Attorney General Dave Yost | Facebook Website
Attorney General Dave Yost | Facebook Website
Ohio Attorney General Dave Yost, alongside 49 other attorneys general, has finalized a $52 million settlement with Marriott International Inc. This agreement concludes an investigation into a prolonged data breach involving the guest-reservation system acquired by Marriott.
The breach affected the personal information of approximately 131.5 million hotel guests. Compromised data included contact details, reservation data, and in some instances, unencrypted passport numbers and payment card information. The breach traces back to Marriott's acquisition of Starwood Hotels in 2016, although unauthorized access began as early as July 2014 and was not detected until September 2018.
“Marriott was supposed to be a trusted gatekeeper of millions of people’s personal information, but it failed,” stated Yost. “We’re holding the company accountable and ensuring they tools in place to prevent a repeat performance.”
As part of the settlement terms, Marriott is required to enhance its data-security measures and provide specific consumer protections. The company will pay $52 million to the states involved in the settlement, including over $1.5 million allocated to Ohio.
The investigation concluded that Marriott breached state consumer protection laws by neglecting reasonable security measures despite assurances about their security practices. Besides the financial penalty, Marriott has agreed to adopt more robust security protocols such as improved employee training and multifactor authentication for loyalty accounts like Marriott Bonvoy.

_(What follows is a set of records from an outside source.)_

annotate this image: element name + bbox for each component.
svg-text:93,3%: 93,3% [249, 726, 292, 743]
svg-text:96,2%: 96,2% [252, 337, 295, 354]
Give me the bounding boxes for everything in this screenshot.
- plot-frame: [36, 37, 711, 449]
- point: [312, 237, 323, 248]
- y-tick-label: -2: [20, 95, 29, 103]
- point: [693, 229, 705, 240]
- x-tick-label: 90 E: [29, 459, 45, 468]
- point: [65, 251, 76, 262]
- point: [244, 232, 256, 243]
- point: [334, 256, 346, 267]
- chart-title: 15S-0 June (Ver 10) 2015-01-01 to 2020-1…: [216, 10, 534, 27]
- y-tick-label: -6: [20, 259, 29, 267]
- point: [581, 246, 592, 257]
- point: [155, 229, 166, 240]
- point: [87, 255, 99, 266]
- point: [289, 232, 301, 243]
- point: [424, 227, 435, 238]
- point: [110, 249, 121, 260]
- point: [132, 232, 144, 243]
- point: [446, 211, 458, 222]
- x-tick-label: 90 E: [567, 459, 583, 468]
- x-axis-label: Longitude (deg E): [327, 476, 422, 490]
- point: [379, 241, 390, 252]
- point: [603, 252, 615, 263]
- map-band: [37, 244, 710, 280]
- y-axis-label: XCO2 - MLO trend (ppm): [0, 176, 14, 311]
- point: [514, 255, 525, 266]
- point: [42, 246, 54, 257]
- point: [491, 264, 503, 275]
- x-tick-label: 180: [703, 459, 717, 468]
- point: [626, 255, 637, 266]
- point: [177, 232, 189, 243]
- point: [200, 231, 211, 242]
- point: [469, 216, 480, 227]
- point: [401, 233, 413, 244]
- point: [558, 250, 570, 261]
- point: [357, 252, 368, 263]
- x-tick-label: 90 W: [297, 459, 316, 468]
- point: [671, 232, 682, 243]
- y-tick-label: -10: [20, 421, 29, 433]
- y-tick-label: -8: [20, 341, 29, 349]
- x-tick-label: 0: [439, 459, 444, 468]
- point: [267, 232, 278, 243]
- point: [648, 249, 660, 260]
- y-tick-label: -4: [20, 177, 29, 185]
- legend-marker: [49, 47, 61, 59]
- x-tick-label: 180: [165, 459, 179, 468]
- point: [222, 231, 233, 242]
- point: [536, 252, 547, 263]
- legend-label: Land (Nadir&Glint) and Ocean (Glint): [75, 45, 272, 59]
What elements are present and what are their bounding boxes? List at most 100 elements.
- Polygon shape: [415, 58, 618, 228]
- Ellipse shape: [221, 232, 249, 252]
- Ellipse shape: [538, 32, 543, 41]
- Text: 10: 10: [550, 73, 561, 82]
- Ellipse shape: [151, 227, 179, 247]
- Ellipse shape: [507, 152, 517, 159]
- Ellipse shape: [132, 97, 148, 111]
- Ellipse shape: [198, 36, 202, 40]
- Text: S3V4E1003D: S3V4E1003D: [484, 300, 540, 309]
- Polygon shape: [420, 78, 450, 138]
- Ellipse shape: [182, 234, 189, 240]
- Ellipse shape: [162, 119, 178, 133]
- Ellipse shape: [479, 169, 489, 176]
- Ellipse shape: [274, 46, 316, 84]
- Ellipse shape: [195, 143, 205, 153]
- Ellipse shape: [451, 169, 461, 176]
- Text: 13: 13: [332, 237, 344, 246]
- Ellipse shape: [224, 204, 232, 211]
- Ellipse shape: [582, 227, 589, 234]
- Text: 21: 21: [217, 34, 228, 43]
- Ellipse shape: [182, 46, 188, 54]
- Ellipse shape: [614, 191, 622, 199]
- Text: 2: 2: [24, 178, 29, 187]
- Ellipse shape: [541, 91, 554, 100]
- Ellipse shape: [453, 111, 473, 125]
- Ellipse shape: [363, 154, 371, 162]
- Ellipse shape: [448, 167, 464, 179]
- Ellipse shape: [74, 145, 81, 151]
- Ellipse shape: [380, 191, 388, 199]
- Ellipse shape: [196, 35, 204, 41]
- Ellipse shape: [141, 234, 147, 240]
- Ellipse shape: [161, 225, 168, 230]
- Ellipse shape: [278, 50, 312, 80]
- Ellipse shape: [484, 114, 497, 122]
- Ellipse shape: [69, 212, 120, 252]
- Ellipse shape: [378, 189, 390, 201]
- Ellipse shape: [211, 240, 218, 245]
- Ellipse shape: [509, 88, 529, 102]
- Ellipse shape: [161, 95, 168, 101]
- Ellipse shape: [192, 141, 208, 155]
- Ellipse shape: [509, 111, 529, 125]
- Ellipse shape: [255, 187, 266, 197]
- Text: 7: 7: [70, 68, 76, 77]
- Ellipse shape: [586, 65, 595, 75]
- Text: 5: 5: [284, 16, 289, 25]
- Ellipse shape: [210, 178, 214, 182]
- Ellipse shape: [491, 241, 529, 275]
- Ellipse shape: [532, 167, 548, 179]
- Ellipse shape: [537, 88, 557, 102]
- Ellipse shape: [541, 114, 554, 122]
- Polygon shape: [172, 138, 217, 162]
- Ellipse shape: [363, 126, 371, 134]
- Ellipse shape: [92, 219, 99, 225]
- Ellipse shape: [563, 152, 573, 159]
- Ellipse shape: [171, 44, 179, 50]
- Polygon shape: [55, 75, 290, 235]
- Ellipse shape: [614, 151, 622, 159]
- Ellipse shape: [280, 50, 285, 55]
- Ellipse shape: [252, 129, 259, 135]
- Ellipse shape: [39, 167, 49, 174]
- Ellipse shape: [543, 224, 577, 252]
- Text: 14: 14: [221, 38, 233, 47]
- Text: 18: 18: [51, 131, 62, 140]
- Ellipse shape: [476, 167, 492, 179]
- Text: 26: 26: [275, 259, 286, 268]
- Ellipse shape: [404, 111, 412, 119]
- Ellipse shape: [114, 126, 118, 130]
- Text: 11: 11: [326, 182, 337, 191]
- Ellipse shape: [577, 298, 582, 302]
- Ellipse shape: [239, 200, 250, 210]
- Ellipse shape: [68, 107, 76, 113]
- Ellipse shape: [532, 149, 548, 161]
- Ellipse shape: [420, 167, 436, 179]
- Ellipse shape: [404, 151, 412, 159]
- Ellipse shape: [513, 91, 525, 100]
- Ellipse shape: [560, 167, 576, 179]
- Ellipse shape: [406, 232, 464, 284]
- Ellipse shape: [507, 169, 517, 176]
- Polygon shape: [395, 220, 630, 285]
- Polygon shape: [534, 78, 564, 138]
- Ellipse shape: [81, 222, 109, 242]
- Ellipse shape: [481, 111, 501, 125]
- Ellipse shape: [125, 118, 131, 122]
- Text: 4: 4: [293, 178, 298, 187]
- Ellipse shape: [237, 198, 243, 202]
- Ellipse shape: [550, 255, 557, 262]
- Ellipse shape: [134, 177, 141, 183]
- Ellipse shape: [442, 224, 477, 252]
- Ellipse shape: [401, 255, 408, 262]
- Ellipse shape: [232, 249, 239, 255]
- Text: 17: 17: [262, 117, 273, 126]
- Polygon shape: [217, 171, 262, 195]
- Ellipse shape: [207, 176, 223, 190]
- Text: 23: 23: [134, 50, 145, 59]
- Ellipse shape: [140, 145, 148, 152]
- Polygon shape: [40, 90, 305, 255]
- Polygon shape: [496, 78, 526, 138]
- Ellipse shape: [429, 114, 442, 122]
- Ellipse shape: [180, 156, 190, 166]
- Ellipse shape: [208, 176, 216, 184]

Further stipulations include:
- Data minimization and disposal: Limiting collection and retention of personal information.
- Enhanced security for new acquisitions: Assessing security practices when acquiring new companies.
- Third-party assessments for 20 years: Undergoing independent evaluations every two years for two decades.
Attorney General Yost emphasized that beyond financial repercussions, this settlement underscores the critical need for companies to prioritize consumer-data protection.
“Companies need to be proactive and diligent when it comes to safeguarding the public’s personal information.”